The history of mathematics is a favorite topic of mine and there are many fine books available that cover the topic broadly. It was a delight to savor this detailed study of “the” Central Limit Theorem alone as it arose and transformed in history. The scare quotes on the definite article are appropriate, as “central limit theorem” applies to a herd of statements on the convergence of probability distribution functions with increasing numbers of random variables. Author Hans Fischer ably guides the reader through the migrations of the CLT in its varied forms.

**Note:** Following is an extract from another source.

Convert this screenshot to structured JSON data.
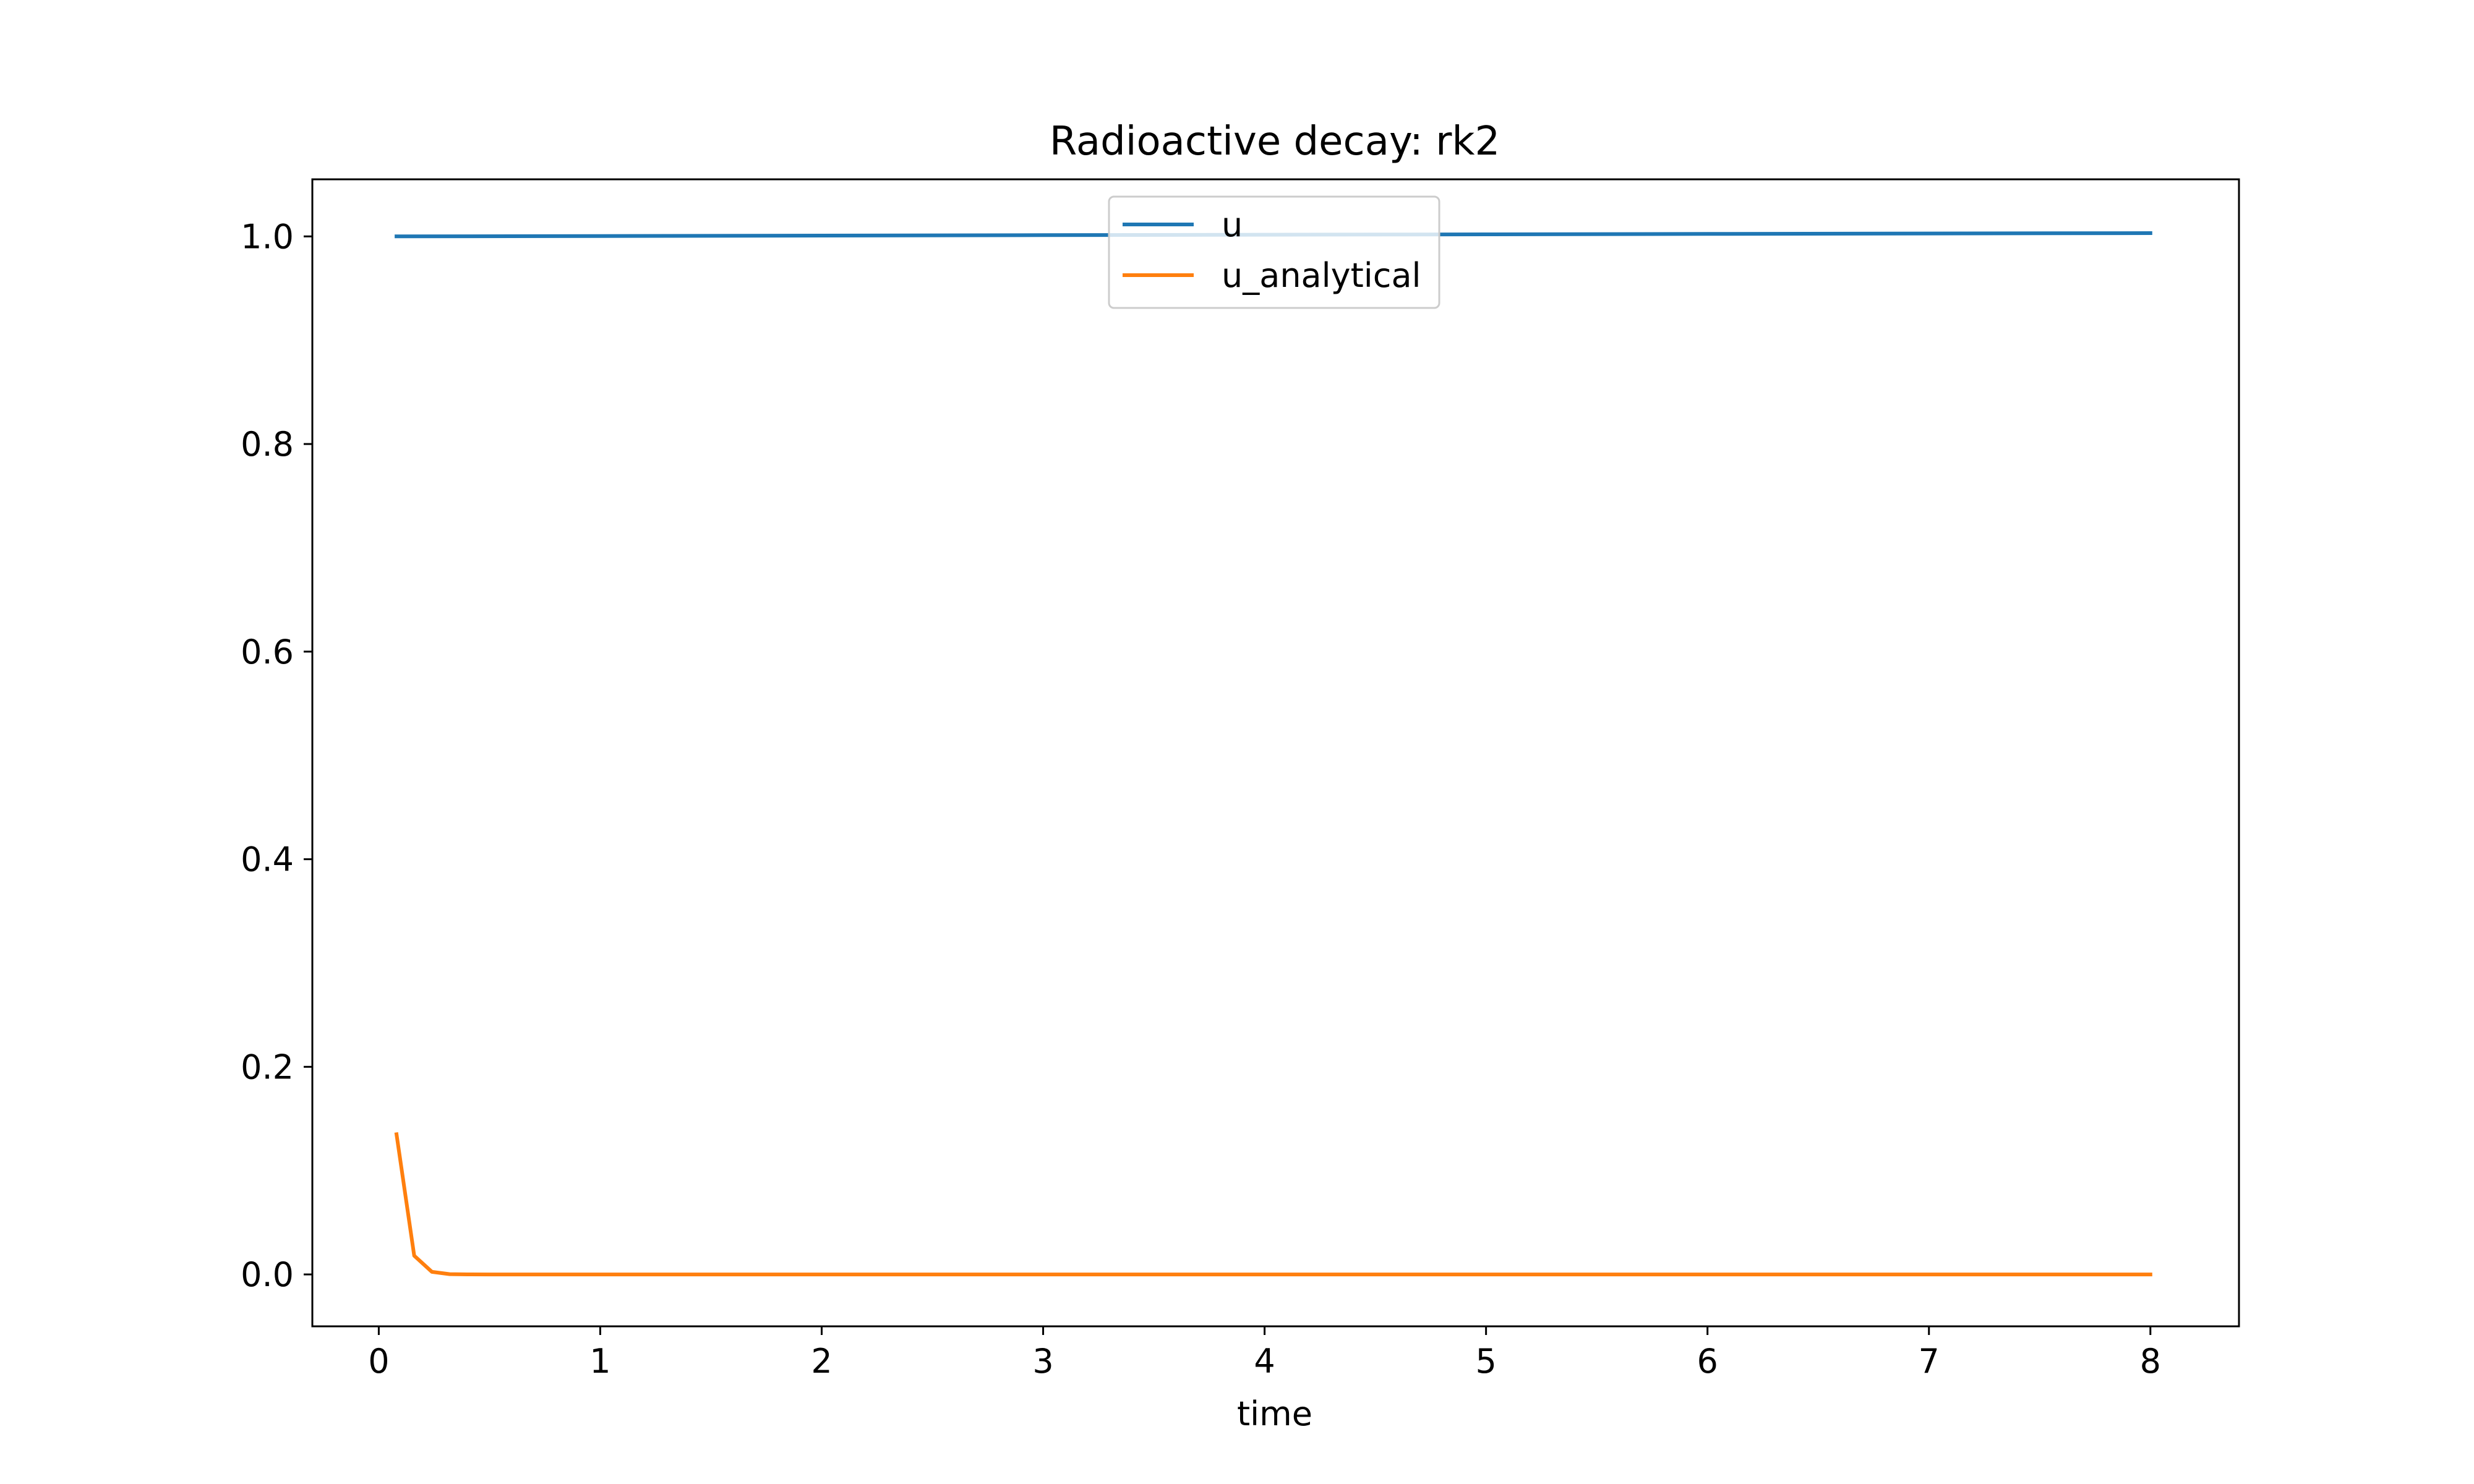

This work details the history of the central limit theorem and related probabilistic limit theorems roughly from 1810 through 1950, but focuses on 1810 to 1935. The story begins with the initial insights of Laplace, built upon by Poisson and Cauchy. The first two chapters of this earliest part of the telling are available on the author’s web site. The growth in definition and application of the CLT from this beginning comes from contributions of Chebyshev, Markov, von Mises, Pólya, Lindeberg, Lévy, Cramer, and others covered here. The theorems of Lévy and Feller in 1935 become a denouement, of sorts, to a historical tale not lacking in dramatic development. Along the way, Fischer examines questions of priority, motivation, rigor, and impact.
In teasing out the threads of an evolving CLT and the tools used to prove it, such as characteristic functions and moments, the author shines light on such broader topics as the shift from classical to mathematical probability during the Cauchy and Bienyamé era. Fischer goes into such detail as the unpublished lecture notes and drafts of Dirichlet to explore his specific approach to building on the work of Laplace.
Hans Fischer co-supervises the teaching of mathematics at Germany’s Catholic University Eichstätt-Ingolstadt and authors many papers on the history of mathematics. His skill in both these areas allows him to reveal here the historical development of this important theorem in a way that can easy be adapted to the lecture hall or used in independent study.
Tom Schulte helps actualize the powers of the Central Limit Theorem through designing Statistical Process Control (SPC) software for manufacturers at Plex Systems in Michigan.